Wednesday 22 April 2026

College

Her Imperial Highness Princess Akiko of Mikasa has been made and Honorary Fellow of the College.

Her Imperial Highness Princess Akiko of Mikasa is a member of the Imperial House of Japan, the elder daughter of Prince Tomohito of Mikasa. She is second cousin to the Japanese Emperor Naruhito (Merton 1983). Her grandfather, Prince Mikasa, and Emperor Naruhito’s grandfather, Emperor Shōwa, were brothers.

Princess Akiko is at heart an art historian, whose research interests lie in the perception and influence of Japanese culture and tradition in the West. She is well acquainted with Merton, having first come here for the 2001-02 academic year as part of her BA course in History from Gakushuin University in Tokyo. While at Oxford, she studied Japanese art history with Professor Steven Gunn, Tutor in History and Professor of Early Modern History, as her tutor.

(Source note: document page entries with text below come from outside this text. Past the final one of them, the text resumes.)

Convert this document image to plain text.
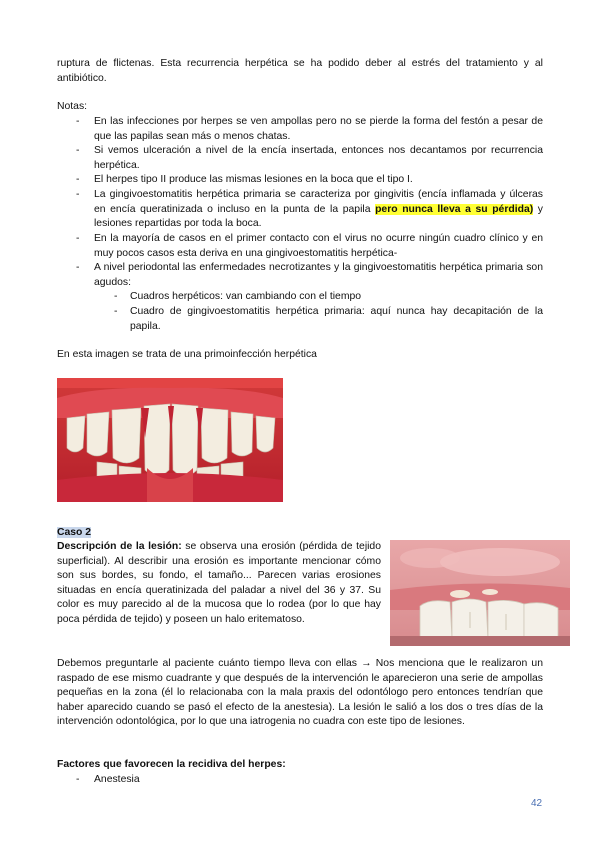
ruptura de flictenas. Esta recurrencia herpética se ha podido deber al estrés del tratamiento y al antibiótico.

Notas:

- En las infecciones por herpes se ven ampollas pero no se pierde la forma del festón a pesar de que las papilas sean más o menos chatas.

- Si vemos ulceración a nivel de la encía insertada, entonces nos decantamos por recurrencia herpética.

- El herpes tipo II produce las mismas lesiones en la boca que el tipo I.

- La gingivoestomatitis herpética primaria se caracteriza por gingivitis (encía inflamada y úlceras en encía queratinizada o incluso en la punta de la papila pero nunca lleva a su pérdida) y lesiones repartidas por toda la boca.

- En la mayoría de casos en el primer contacto con el virus no ocurre ningún cuadro clínico y en muy pocos casos esta deriva en una gingivoestomatitis herpética-

- A nivel periodontal las enfermedades necrotizantes y la gingivoestomatitis herpética primaria son agudos:

- Cuadros herpéticos: van cambiando con el tiempo

- Cuadro de gingivoestomatitis herpética primaria: aquí nunca hay decapitación de la papila.

En esta imagen se trata de una primoinfección herpética

Caso 2

Descripción de la lesión: se observa una erosión (pérdida de tejido superficial). Al describir una erosión es importante mencionar cómo son sus bordes, su fondo, el tamaño... Parecen varias erosiones situadas en encía queratinizada del paladar a nivel del 36 y 37. Su color es muy parecido al de la mucosa que lo rodea (por lo que hay poca pérdida de tejido) y poseen un halo eritematoso.

Debemos preguntarle al paciente cuánto tiempo lleva con ellas → Nos menciona que le realizaron un raspado de ese mismo cuadrante y que después de la intervención le aparecieron una serie de ampollas pequeñas en la zona (él lo relacionaba con la mala praxis del odontólogo pero entonces tendrían que haber aparecido cuando se pasó el efecto de la anestesia). La lesión le salió a los dos o tres días de la intervención odontológica, por lo que una iatrogenia no cuadra con este tipo de lesiones.

Factores que favorecen la recidiva del herpes:

- Anestesia

42
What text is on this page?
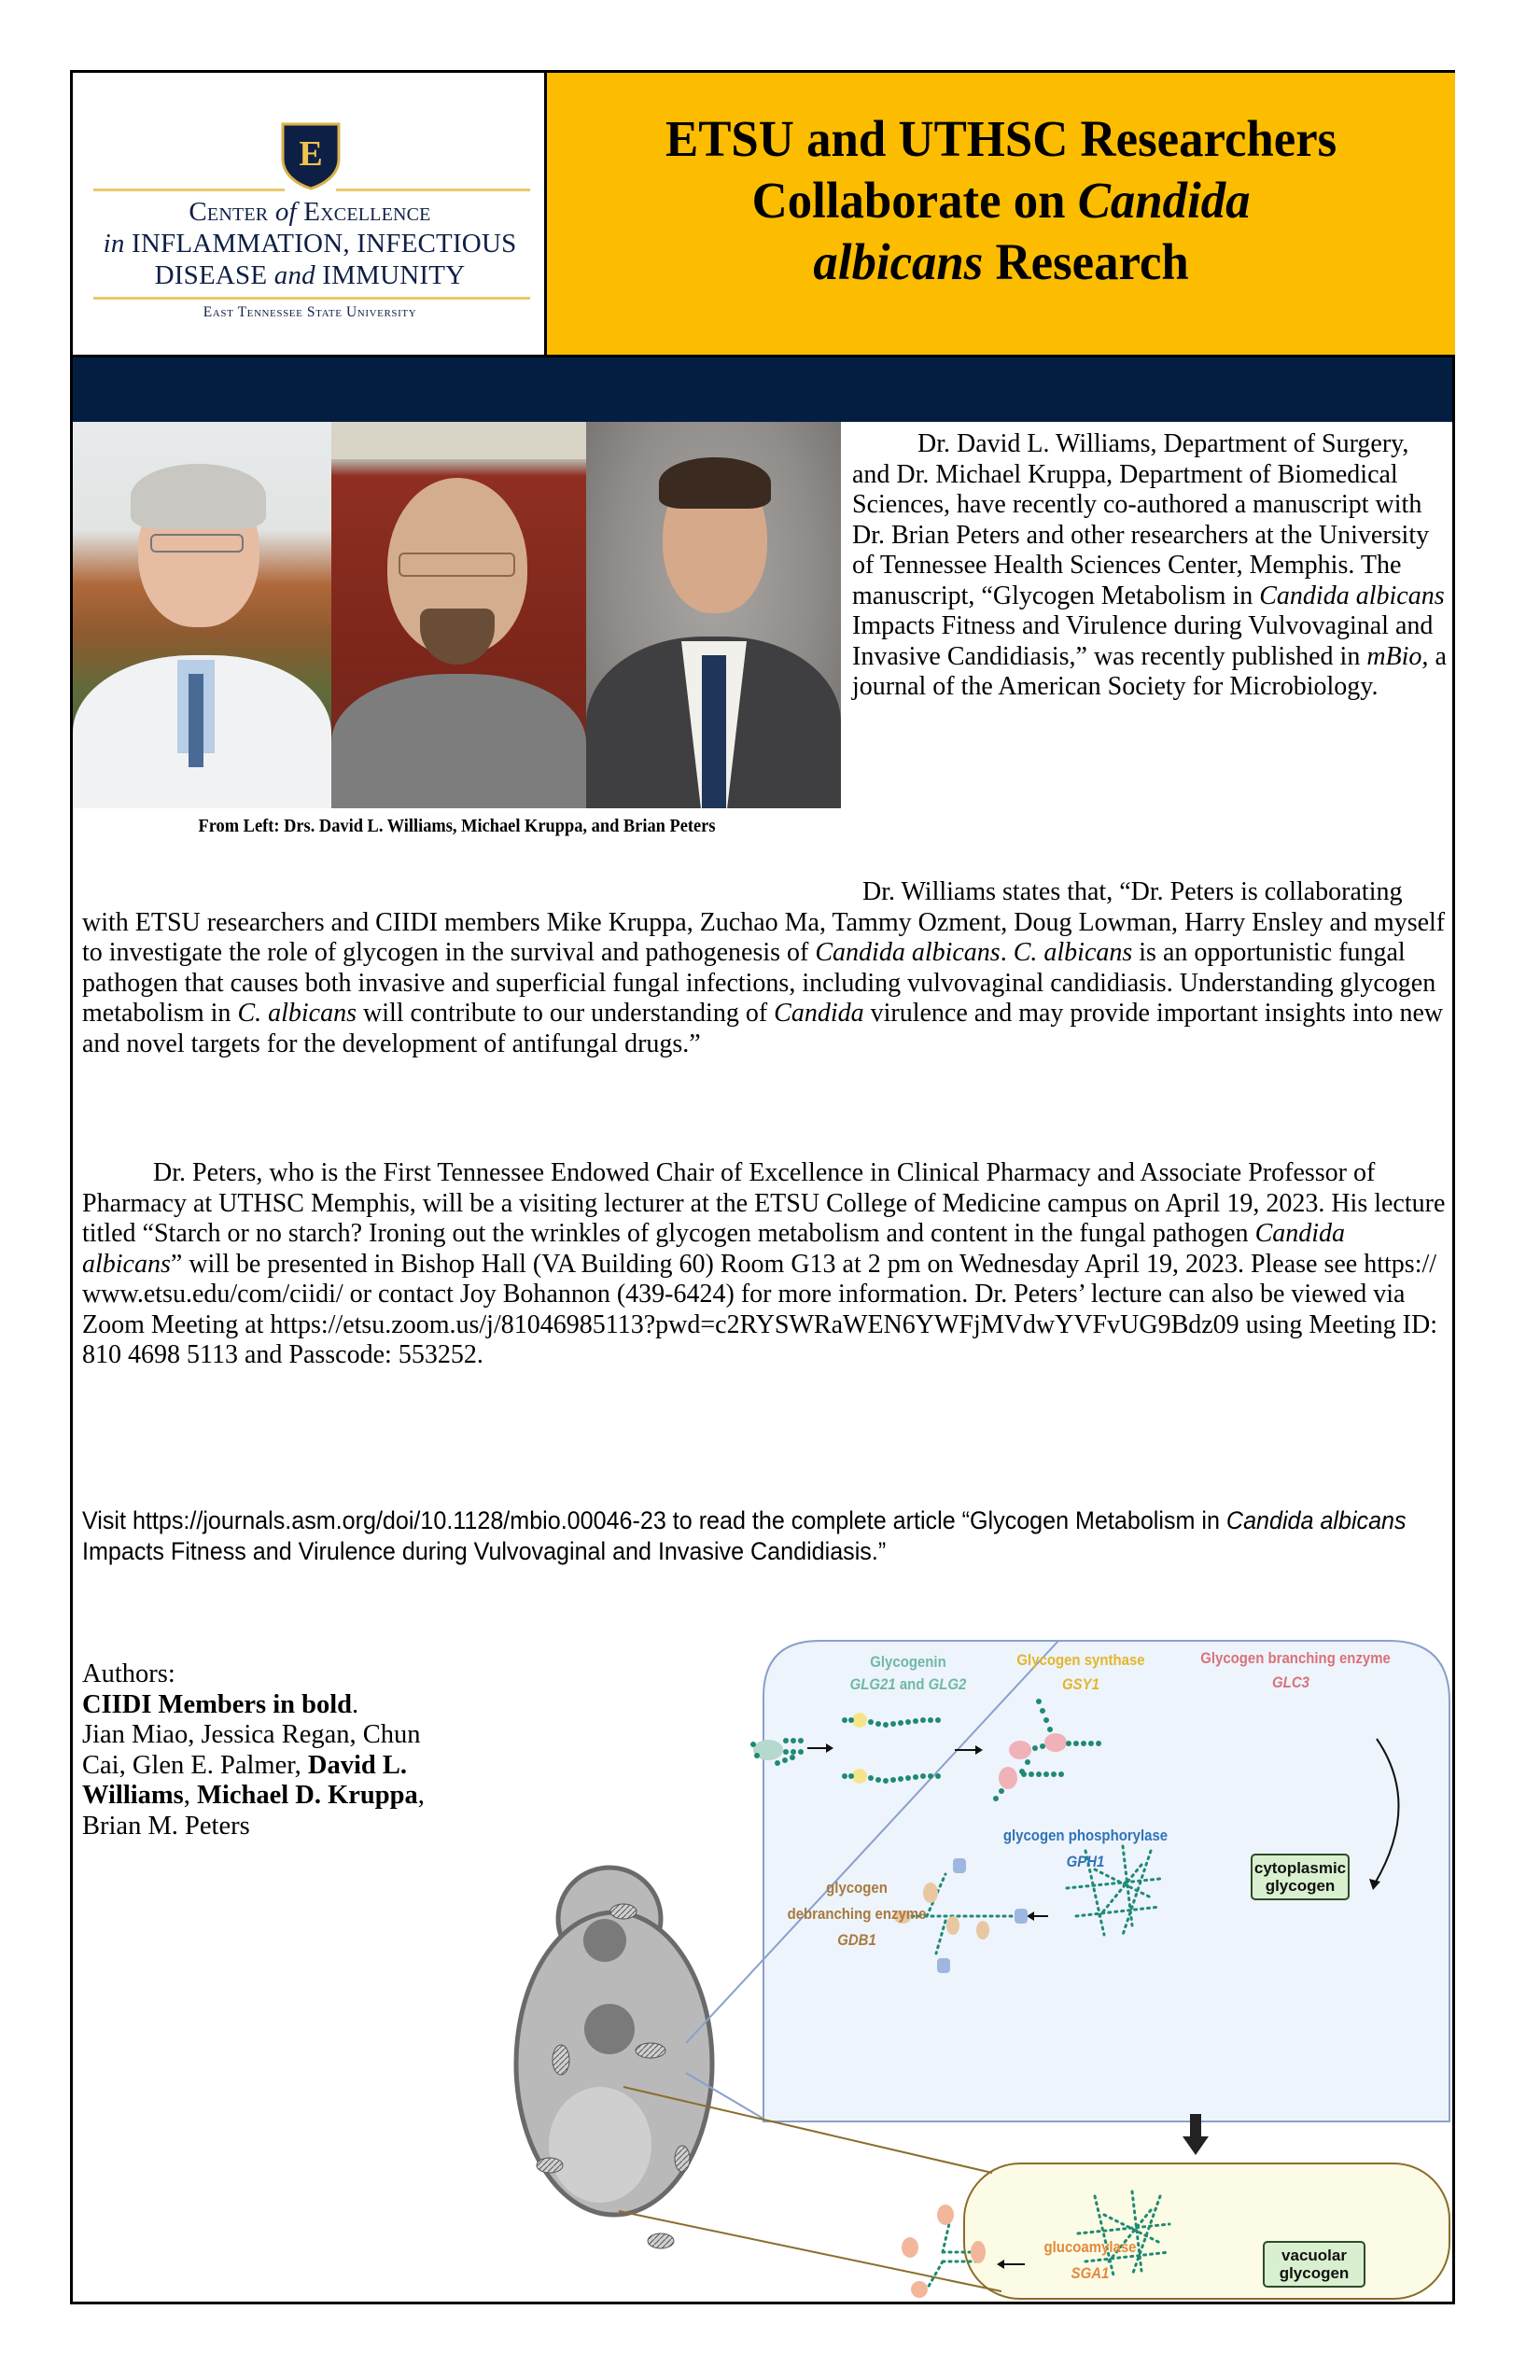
E
Center of Excellence
in INFLAMMATION, INFECTIOUS
DISEASE and IMMUNITY
East Tennessee State University
ETSU and UTHSC Researchers
Collaborate on Candida
albicans Research
From Left: Drs. David L. Williams, Michael Kruppa, and Brian Peters
Dr. David L. Williams, Department of Surgery, and Dr. Michael Kruppa, Department of Biomedical Sciences, have recently co-authored a manuscript with Dr. Brian Peters and other researchers at the University of Tennessee Health Sciences Center, Memphis. The manuscript, “Glycogen Metabolism in Candida albicans Impacts Fitness and Virulence during Vulvovaginal and Invasive Candidiasis,” was recently published in mBio, a journal of the American Society for Microbiology.
Dr. Williams states that, “Dr. Peters is collaborating with ETSU researchers and CIIDI members Mike Kruppa, Zuchao Ma, Tammy Ozment, Doug Lowman, Harry Ensley and myself to investigate the role of glycogen in the survival and pathogenesis of Candida albicans. C. albicans is an opportunistic fungal pathogen that causes both invasive and superficial fungal infections, including vulvovaginal candidiasis. Understanding glycogen metabolism in C. albicans will contribute to our understanding of Candida virulence and may provide important insights into new and novel targets for the development of antifungal drugs.”
Dr. Peters, who is the First Tennessee Endowed Chair of Excellence in Clinical Pharmacy and Associate Professor of Pharmacy at UTHSC Memphis, will be a visiting lecturer at the ETSU College of Medicine campus on April 19, 2023. His lecture titled “Starch or no starch? Ironing out the wrinkles of glycogen metabolism and content in the fungal pathogen Candida albicans” will be presented in Bishop Hall (VA Building 60) Room G13 at 2 pm on Wednesday April 19, 2023. Please see https://​www.etsu.edu/com/ciidi/ or contact Joy Bohannon (439-6424) for more information. Dr. Peters’ lecture can also be viewed via Zoom Meeting at https://etsu.zoom.us/j/81046985113?​pwd=c2RYSWRaWEN6YWFjMVdwYVFvUG9Bdz09 using Meeting ID: 810 4698 5113 and Passcode: 553252.
Visit https://journals.asm.org/doi/10.1128/mbio.00046-23 to read the complete article “Glycogen Metabolism in Candida albicans Impacts Fitness and Virulence during Vulvovaginal and Invasive Candidiasis.”
Authors:
CIIDI Members in bold.
Jian Miao, Jessica Regan, Chun Cai, Glen E. Palmer, David L. Williams, Michael D. Kruppa, Brian M. Peters
Glycogenin
GLG21 and GLG2
Glycogen synthase
GSY1
Glycogen branching enzyme
GLC3
glycogen phosphorylase
GPH1
glycogen
debranching enzyme
GDB1
cytoplasmic
glycogen
glucoamylase
SGA1
vacuolar
glycogen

The Princess evidently greatly enjoyed her year at the College, for she returned a few years later as a doctoral student. This time, she was at Merton from October 2004 until she took her final examination in January 2010. Her thesis was titled ‘Collecting and Displaying ‘Japan’ in the Victorian Age: The case of the British Museum ’. Her thesis supervisors were Professor Dame Jessica Rawson (Honorary Fellow), Merton’s first female Warden (1994-2010), and Timothy Clark, Head of the Japanese Section at the British Museum.

Professor William Anderson (1842–1900) was an English surgeon, who moved to Japan in 1873 and became an important scholar and collector of Japanese art. His collection of more than 3,000 Japanese and Chinese paintings, purchased by the British Museum in 1881, provided a rich resource for Princess Akiko’s research. The Princess was awarded her DPhil in 2011, becoming the second member and first female member of the Japanese Imperial Family to achieve a doctorate.

After leaving Oxford and Merton, Princess Akiko took up a postdoctoral Fellowship at Ritsumeikan University in Kyoto, and then held several posts as Visiting Associate Professor and Visiting Researcher.

The Princess has visited Turkey many times, and became President of the Japan-Turkey Society – a non-profit organisation aiming mutual exchange between the two countries – in 2014, taking over the role from her father. An enthusiast of skiing, she is also President of the Professional Ski Instructors Association of Japan.

Princess Akiko is a Professor of the Institute of Japanese Culture at Kyoto Sangyo University; Patron of ‘Shinyusha’, where children study Japanese culture; Special Guest Professor of Kokugakuin University; and Guest Professor of Kyoto City University of Arts. She also holds various other official positions, including Research Associate at the SOAS Japan Research Centre.